Reflecting on this, it's clear that Professor Raley's words still weigh heavy in my mind. Her lecture made a statement on the bounds of technology, suggesting that the digital landscape is filled with limits of perspective and understandability. Moving forward to present day, my research interests continue to circle back to this foundational moment.

Currently, I am concerned with how human rights and data violence intersect, specifically how technology affects bias related to gender. I am most interested in how feminized forms of technology (e.g. cars, virtual personal assistants, etc.) either forge congenial and expressive relationships among men or simply reinforce discourses of female objectivity. My analysis of this topic has manifested itself by looking at the online arena of search, inspired by the work of Safiya Noble, Virginia Eubanks, and Eve Sedgwick. I have begun to ask: What are the byproducts and symptoms of information-seeking behavior? How is triangulated search complicated or troubled between men when facilitated by technologies such as Siri or Alexa? How do concerns of privacy, ethics, and confidentiality affect displays of masculinity online?

To begin answering these questions, I have researched the complexities of virtual personal assistants, going so far as to publish an article in Public Services Quarterly titled: "Optimal Discovery?: Siri, Alexa, and Other Virtual Personal Assistants in Libraries". This article is an overview of virtual personal assistant technology, but more importantly, is a warning to information professionals—even digital humanists. While this work is just an entry point, it sets the foreground for the issues of gender that lay further down the horizon. I hope to continue this work and discover what relationships and epistemological limits face virtual personal assistant technologies online.

Useful Tools

Here is a list of some useful tools/technologies for Digital Humanities projects. These are resources that I use in my own work. 

  • TimelineJS
    TimelineJS is an open-source tool that enables anyone to build visually rich, interactive timelines.
  • Lucidchart
    Lucidchart is a visual workspace that combines diagramming, data visualization, and collaboration to accelerate understanding and drive innovation.
  • OpenRefine
    OpenRefine is a powerful tool for working with messy data: cleaning it; transforming it from one format into another; and extending it with web services and external data.
  • Palladio
    Palladio is a data-driven tool for analyzing relationships across time.

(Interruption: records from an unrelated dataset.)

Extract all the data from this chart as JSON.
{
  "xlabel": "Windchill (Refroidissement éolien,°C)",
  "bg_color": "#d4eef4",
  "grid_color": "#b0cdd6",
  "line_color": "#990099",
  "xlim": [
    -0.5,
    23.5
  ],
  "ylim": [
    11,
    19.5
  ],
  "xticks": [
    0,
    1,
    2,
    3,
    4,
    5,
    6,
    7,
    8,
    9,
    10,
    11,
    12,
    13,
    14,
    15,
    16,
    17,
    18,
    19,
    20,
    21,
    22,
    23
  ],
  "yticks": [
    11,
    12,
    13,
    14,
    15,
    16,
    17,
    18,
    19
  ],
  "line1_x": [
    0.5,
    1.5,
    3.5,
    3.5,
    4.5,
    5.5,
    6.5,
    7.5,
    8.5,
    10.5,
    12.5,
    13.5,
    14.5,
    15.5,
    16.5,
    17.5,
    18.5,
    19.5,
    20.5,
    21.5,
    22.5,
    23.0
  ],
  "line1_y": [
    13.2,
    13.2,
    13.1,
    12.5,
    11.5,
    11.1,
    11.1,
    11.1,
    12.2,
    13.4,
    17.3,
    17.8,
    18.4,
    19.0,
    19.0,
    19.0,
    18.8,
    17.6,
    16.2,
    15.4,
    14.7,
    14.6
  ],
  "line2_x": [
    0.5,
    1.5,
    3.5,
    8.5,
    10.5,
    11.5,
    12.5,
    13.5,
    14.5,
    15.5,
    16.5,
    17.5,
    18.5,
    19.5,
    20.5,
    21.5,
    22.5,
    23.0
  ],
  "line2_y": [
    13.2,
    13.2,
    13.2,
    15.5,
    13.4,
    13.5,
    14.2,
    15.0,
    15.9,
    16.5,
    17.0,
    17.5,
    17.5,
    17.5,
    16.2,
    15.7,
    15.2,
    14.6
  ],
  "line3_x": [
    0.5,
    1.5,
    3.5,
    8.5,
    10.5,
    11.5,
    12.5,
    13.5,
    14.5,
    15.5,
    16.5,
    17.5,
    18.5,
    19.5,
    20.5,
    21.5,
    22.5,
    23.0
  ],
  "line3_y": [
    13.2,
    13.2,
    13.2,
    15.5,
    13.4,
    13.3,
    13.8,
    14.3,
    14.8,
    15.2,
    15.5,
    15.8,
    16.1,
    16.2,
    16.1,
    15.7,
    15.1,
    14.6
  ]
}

It allows users to visualizes complex historical data with ease. 
  • R Studio
    R Studio is an open source application that specializes in statistical analysis. It can be used to analyze statistical data, survey data, or other types of structured datasets. 
  • Tableau
    Tableau is a great resource for data visualizations. It allows users to create interactive charts that can be embedded in web pages or presentation software. 
  • Voyant
    Voyant Tools is a web-based text reading and analysis environment. It is a scholarly project that is designed to facilitate reading and interpretive practices for digital humanities students and scholars as well as for the general public.